The results of this study provide an overview of the pharmacokinetics and long-term safety profile associated with the administration of different dose/dosing interval regimens of AL in a variety of patient populations that might be encountered in the real-world clinical setting. Overall, the results from the current study show that AL 1064-mg q8wk, 882-mg q6wk, and 441-mg q4wk regimens provide continuous exposure to aripiprazole within the previously established clinically relevant range. Taking into consideration the limitations of the data derived from this study, including the fact that most patients were taking concomitant oral antipsychotic medications, AL across dosing groups appeared to be well tolerated and had a safety profile similar to the established safety profile of oral aripiprazole.
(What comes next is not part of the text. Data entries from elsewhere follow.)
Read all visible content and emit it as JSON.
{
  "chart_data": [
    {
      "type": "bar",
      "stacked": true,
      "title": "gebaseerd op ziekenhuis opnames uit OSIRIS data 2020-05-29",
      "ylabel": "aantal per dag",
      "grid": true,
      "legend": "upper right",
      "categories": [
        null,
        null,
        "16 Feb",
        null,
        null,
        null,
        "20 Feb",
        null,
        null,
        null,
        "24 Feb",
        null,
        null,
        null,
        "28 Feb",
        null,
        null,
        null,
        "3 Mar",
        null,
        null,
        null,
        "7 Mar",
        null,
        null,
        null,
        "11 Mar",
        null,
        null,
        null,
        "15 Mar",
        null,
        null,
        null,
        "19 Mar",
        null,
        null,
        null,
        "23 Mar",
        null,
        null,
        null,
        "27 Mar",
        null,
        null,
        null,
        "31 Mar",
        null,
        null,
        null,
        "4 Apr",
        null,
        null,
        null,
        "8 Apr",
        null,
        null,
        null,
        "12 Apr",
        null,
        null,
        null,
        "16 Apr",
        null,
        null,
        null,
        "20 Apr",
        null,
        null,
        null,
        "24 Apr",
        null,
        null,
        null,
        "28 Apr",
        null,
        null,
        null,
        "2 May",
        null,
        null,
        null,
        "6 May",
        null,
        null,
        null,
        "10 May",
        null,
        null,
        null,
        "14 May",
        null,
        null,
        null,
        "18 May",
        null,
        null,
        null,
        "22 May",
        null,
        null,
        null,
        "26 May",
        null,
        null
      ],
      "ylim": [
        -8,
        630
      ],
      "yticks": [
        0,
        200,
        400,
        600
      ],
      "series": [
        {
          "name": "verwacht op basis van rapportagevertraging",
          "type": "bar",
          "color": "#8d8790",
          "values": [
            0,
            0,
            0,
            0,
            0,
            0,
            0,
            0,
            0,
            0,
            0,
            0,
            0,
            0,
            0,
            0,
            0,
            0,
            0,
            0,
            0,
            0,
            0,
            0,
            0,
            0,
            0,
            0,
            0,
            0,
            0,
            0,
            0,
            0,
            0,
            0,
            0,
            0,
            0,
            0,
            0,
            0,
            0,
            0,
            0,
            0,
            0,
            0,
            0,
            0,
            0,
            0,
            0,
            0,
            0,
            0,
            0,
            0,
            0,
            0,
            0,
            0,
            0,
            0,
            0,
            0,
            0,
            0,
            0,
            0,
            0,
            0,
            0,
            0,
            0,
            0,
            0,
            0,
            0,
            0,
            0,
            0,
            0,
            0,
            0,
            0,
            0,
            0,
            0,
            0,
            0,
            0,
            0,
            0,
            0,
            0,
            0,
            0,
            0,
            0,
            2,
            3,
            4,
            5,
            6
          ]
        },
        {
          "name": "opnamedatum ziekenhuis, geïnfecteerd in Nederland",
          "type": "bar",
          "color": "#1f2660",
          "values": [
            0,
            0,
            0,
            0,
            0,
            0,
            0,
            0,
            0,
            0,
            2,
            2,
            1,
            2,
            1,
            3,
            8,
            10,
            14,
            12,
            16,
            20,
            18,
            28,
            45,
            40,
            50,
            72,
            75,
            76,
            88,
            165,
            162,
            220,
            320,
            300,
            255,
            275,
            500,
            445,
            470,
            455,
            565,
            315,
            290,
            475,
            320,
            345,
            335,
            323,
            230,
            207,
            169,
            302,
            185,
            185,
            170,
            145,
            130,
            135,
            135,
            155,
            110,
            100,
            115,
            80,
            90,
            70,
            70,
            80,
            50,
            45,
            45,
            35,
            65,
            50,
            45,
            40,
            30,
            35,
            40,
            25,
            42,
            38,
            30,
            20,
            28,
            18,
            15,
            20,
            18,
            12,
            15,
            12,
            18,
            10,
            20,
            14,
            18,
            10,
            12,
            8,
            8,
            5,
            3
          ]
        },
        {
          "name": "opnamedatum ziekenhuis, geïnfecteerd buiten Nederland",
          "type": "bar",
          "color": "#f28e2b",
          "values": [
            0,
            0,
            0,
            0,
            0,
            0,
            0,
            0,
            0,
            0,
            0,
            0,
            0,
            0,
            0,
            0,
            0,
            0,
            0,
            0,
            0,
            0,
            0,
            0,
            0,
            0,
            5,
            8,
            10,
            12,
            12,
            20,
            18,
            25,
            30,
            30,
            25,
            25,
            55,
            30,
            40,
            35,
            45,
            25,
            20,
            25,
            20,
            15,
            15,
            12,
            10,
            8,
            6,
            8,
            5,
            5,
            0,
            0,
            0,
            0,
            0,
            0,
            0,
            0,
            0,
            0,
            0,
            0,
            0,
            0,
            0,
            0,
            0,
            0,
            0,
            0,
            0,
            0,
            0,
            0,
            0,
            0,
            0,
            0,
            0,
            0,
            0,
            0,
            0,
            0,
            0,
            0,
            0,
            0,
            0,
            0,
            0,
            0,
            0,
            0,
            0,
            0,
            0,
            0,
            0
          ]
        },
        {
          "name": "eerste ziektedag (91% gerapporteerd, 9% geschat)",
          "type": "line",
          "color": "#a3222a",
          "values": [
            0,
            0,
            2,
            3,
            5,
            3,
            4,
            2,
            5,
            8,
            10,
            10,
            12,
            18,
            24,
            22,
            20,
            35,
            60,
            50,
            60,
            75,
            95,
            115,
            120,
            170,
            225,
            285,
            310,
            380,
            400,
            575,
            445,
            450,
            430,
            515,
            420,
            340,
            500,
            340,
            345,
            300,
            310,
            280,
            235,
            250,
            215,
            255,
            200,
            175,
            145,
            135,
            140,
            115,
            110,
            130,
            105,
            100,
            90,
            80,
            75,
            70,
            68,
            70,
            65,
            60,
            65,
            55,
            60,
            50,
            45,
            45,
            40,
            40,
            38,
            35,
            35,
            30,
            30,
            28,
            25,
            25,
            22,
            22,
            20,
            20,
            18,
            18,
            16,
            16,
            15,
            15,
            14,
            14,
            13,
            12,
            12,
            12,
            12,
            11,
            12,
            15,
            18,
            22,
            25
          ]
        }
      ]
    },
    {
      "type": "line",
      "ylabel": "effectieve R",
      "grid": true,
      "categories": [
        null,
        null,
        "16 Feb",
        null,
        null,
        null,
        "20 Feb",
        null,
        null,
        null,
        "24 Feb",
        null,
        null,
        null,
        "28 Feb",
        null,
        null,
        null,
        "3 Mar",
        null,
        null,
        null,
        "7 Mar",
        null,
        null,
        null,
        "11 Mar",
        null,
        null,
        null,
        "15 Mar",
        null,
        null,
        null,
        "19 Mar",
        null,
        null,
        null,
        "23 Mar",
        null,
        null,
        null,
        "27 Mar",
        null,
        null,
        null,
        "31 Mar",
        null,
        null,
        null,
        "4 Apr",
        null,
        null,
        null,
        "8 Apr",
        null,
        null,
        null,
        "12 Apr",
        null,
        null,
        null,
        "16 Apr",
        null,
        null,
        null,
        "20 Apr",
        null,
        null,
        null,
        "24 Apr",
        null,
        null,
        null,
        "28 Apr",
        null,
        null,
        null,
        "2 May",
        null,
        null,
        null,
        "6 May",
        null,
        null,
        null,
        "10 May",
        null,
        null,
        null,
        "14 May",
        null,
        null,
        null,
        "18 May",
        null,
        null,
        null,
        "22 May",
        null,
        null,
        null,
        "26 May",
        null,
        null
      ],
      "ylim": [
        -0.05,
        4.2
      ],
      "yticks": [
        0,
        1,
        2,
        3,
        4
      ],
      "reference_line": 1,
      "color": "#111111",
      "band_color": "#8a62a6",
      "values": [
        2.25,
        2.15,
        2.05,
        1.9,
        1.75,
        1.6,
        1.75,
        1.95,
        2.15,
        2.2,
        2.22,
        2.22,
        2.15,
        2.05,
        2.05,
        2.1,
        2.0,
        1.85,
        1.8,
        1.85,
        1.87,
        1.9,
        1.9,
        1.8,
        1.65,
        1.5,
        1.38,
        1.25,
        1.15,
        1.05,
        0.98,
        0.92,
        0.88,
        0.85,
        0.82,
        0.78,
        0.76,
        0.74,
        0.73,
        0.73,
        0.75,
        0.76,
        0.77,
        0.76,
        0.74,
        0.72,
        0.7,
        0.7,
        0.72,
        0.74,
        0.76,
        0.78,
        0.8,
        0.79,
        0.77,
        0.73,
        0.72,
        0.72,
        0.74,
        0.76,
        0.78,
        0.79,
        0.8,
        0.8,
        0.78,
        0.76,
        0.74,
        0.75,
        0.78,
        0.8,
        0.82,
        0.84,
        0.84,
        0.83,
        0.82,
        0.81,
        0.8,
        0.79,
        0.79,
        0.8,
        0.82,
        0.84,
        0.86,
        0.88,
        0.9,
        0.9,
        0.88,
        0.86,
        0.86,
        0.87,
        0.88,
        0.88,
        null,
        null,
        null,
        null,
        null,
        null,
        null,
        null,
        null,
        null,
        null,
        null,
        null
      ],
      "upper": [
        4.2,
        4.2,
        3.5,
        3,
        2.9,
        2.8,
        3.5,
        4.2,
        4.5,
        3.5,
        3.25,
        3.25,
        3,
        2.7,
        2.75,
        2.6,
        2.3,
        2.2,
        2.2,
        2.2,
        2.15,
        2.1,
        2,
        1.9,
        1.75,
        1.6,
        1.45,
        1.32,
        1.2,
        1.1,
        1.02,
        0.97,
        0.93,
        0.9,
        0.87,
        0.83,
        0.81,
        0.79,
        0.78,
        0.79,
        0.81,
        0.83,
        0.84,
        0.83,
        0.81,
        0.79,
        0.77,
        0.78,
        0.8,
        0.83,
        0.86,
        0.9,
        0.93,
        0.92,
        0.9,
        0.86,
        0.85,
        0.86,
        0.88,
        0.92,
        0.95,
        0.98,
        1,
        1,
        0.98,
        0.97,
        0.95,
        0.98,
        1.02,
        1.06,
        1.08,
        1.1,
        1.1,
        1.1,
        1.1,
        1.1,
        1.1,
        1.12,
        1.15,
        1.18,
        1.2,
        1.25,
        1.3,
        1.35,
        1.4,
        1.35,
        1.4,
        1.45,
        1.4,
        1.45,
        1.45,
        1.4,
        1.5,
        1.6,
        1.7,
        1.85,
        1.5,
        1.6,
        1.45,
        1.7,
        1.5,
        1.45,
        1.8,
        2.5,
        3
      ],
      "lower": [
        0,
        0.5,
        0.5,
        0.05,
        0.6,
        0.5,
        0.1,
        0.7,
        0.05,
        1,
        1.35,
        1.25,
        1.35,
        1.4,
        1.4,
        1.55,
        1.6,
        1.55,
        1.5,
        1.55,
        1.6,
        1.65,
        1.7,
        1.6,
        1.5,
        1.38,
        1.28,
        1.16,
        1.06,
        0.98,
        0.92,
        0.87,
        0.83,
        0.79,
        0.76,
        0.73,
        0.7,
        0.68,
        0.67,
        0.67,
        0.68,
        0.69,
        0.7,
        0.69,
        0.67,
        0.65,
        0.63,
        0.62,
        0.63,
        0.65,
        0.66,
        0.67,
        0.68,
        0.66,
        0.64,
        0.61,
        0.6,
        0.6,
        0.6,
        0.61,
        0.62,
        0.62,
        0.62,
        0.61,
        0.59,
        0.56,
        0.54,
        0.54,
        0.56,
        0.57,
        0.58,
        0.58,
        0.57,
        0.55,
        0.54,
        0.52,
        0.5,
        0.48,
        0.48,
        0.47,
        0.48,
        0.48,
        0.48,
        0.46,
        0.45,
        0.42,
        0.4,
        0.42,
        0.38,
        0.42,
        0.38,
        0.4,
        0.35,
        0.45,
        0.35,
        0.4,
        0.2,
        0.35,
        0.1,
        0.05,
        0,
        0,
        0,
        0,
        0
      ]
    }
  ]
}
It is clinically important to have longer dose interval options for patients treated with long-acting injectable antipsychotics.

This study evaluated the pharmacokinetics and safety of a higher dosage strength of aripiprazole lauroxil (AL; 1064 mg) for suitability to extend the longest available dose interval of AL to 2 months.

The results of this study demonstrated that the 1064-mg dosage strength given every 2 months had plasma concentrations and a safety profile comparable to those of 441 mg monthly and 882 mg every 6 weeks.